The breakthrough from Pohang University leverages electrokinetic separation, where an applied electric field creates an ion‑depletion zone that repels charged contaminants. By embedding a Nafion‑coated ion‑selective layer within a macroporous cellulose‑cotton scaffold, the system achieves nanoscale rejection through micrometer‑scale structures. Laboratory tests show >99.9% removal of sub‑10 nm plastics and complete inactivation of Escherichia coli, all while maintaining a flux of 400 L m⁻² h⁻¹ at less than 1 kPa pressure drop. Powered solely by a 50 W solar panel and driven by gravity, the unit operates without pumps or grid electricity, consuming roughly 10 Wh per litre of treated water.

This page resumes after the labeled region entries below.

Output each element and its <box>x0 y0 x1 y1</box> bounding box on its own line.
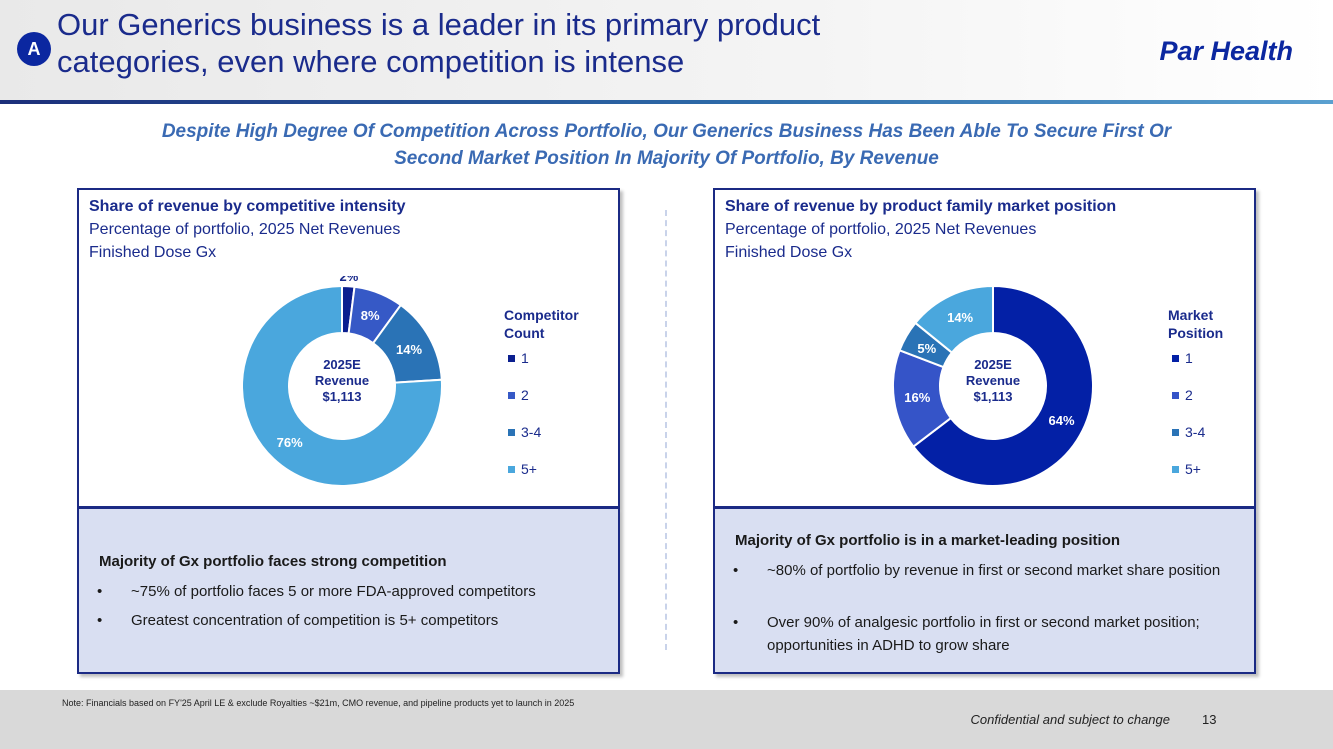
bullet-dot: • <box>97 612 103 629</box>
slide-title: Our Generics business is a leader in its… <box>57 6 957 80</box>
data-label-5+: 76% <box>277 435 303 450</box>
legend-swatch <box>508 428 515 436</box>
legend-title-line2: Count <box>504 325 545 341</box>
donut-center-line1: 2025E <box>974 357 1012 372</box>
data-label-5+: 14% <box>947 310 973 325</box>
competitive-intensity-donut-chart: 2% 8% 14% 76% 2025E Revenue $1,113 <box>241 276 443 487</box>
section-badge: A <box>17 32 51 66</box>
donut-center-line3: $1,113 <box>322 389 361 404</box>
panel-subtitle-2: Finished Dose Gx <box>725 244 853 261</box>
legend-swatch <box>508 354 515 362</box>
callout-heading: Majority of Gx portfolio is in a market-… <box>735 532 1121 549</box>
legend-title-line2: Position <box>1168 325 1224 341</box>
callout-heading: Majority of Gx portfolio faces strong co… <box>99 553 447 570</box>
legend-item-5+: 5+ <box>1172 461 1201 477</box>
slide-footer: Note: Financials based on FY'25 April LE… <box>0 690 1333 749</box>
page-number: 13 <box>1202 712 1217 727</box>
callout-bullet: • ~75% of portfolio faces 5 or more FDA-… <box>97 580 597 603</box>
callout-bullet: • ~80% of portfolio by revenue in first … <box>733 559 1223 582</box>
legend-swatch <box>1172 465 1179 473</box>
legend-label: 5+ <box>521 461 537 477</box>
legend-item-3-4: 3-4 <box>1172 424 1205 440</box>
panel-subtitle-2: Finished Dose Gx <box>89 244 217 261</box>
bullet-text: ~80% of portfolio by revenue in first or… <box>767 562 1221 579</box>
legend-title: Competitor Count <box>504 306 579 342</box>
donut-center-line2: Revenue <box>315 373 369 388</box>
legend-item-1: 1 <box>1172 350 1193 366</box>
data-label-1: 64% <box>1049 413 1075 428</box>
slide-subtitle-line1: Despite High Degree Of Competition Acros… <box>161 121 1172 142</box>
donut-slice-5+ <box>241 284 443 487</box>
legend-label: 1 <box>1185 350 1193 366</box>
footnote: Note: Financials based on FY'25 April LE… <box>62 698 575 708</box>
legend-item-5+: 5+ <box>508 461 537 477</box>
data-label-2: 16% <box>904 390 930 405</box>
bullet-dot: • <box>733 614 739 631</box>
panel-subtitle: Percentage of portfolio, 2025 Net Revenu… <box>725 221 1037 238</box>
legend-label: 1 <box>521 350 529 366</box>
donut-slice-1 <box>912 284 1094 487</box>
legend-label: 3-4 <box>1185 424 1206 440</box>
legend-item-2: 2 <box>1172 387 1193 403</box>
callout-bullet: • Over 90% of analgesic portfolio in fir… <box>733 611 1223 657</box>
legend-swatch <box>1172 391 1179 399</box>
legend-title-line1: Market <box>1168 307 1214 323</box>
legend-swatch <box>508 391 515 399</box>
donut-center-line1: 2025E <box>323 357 361 372</box>
data-label-2: 8% <box>361 308 380 323</box>
slide-subtitle-line2: Second Market Position In Majority Of Po… <box>394 148 939 169</box>
legend-title: Market Position <box>1168 306 1223 342</box>
brand-logo-text: Par Health <box>1159 36 1293 66</box>
legend-swatch <box>1172 428 1179 436</box>
bullet-dot: • <box>733 562 739 579</box>
bullet-text: Greatest concentration of competition is… <box>131 612 499 629</box>
legend-label: 2 <box>1185 387 1193 403</box>
slide-subtitle: Despite High Degree Of Competition Acros… <box>60 118 1273 172</box>
bullet-text: Over 90% of analgesic portfolio in first… <box>767 614 1200 654</box>
legend-item-3-4: 3-4 <box>508 424 541 440</box>
legend-swatch <box>508 465 515 473</box>
panel-subtitle: Percentage of portfolio, 2025 Net Revenu… <box>89 221 401 238</box>
slide-title-line1: Our Generics business is a leader in its… <box>57 7 821 42</box>
data-label-3-4: 5% <box>917 341 936 356</box>
bullet-text: ~75% of portfolio faces 5 or more FDA-ap… <box>131 583 536 600</box>
panel-title: Share of revenue by competitive intensit… <box>89 198 406 215</box>
legend-item-2: 2 <box>508 387 529 403</box>
legend-title-line1: Competitor <box>504 307 579 323</box>
slide-title-line2: categories, even where competition is in… <box>57 44 685 79</box>
slide-header <box>0 0 1333 100</box>
competition-callout: Majority of Gx portfolio faces strong co… <box>77 508 620 674</box>
legend-label: 3-4 <box>521 424 542 440</box>
header-rule <box>0 100 1333 104</box>
donut-slice-5+ <box>913 284 994 354</box>
market-position-callout: Majority of Gx portfolio is in a market-… <box>713 508 1256 674</box>
market-position-panel: Share of revenue by product family marke… <box>713 188 1256 508</box>
legend-label: 2 <box>521 387 529 403</box>
legend-item-1: 1 <box>508 350 529 366</box>
data-label-1: 2% <box>340 276 359 284</box>
panel-title: Share of revenue by product family marke… <box>725 198 1117 215</box>
legend-label: 5+ <box>1185 461 1201 477</box>
competitive-intensity-panel: Share of revenue by competitive intensit… <box>77 188 620 508</box>
confidential-notice: Confidential and subject to change <box>970 712 1170 727</box>
legend-swatch <box>1172 354 1179 362</box>
bullet-dot: • <box>97 583 103 600</box>
donut-center-line2: Revenue <box>966 373 1020 388</box>
market-position-donut-chart: 64% 16% 5% 14% 2025E Revenue $1,113 <box>892 284 1094 487</box>
data-label-3-4: 14% <box>396 342 422 357</box>
callout-bullet: • Greatest concentration of competition … <box>97 609 597 632</box>
panel-divider <box>665 210 667 650</box>
donut-center-line3: $1,113 <box>973 389 1012 404</box>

Beyond its technical merits, the platform addresses a critical market gap: affordable, off‑grid water treatment for the two‑billion people lacking safe drinking water. Its modular, washable design and demonstrated fouling resistance suggest low operating costs and long service life. Scaling the membrane area appears straightforward, with efficiency holding steady as surface area doubles. Future work on durable, fluorine‑free ion‑exchange materials could further enhance sustainability. If commercialized, this electrokinetic filter could reshape decentralized water infrastructure, offering a viable alternative to energy‑heavy nanofiltration and expanding access to clean water worldwide.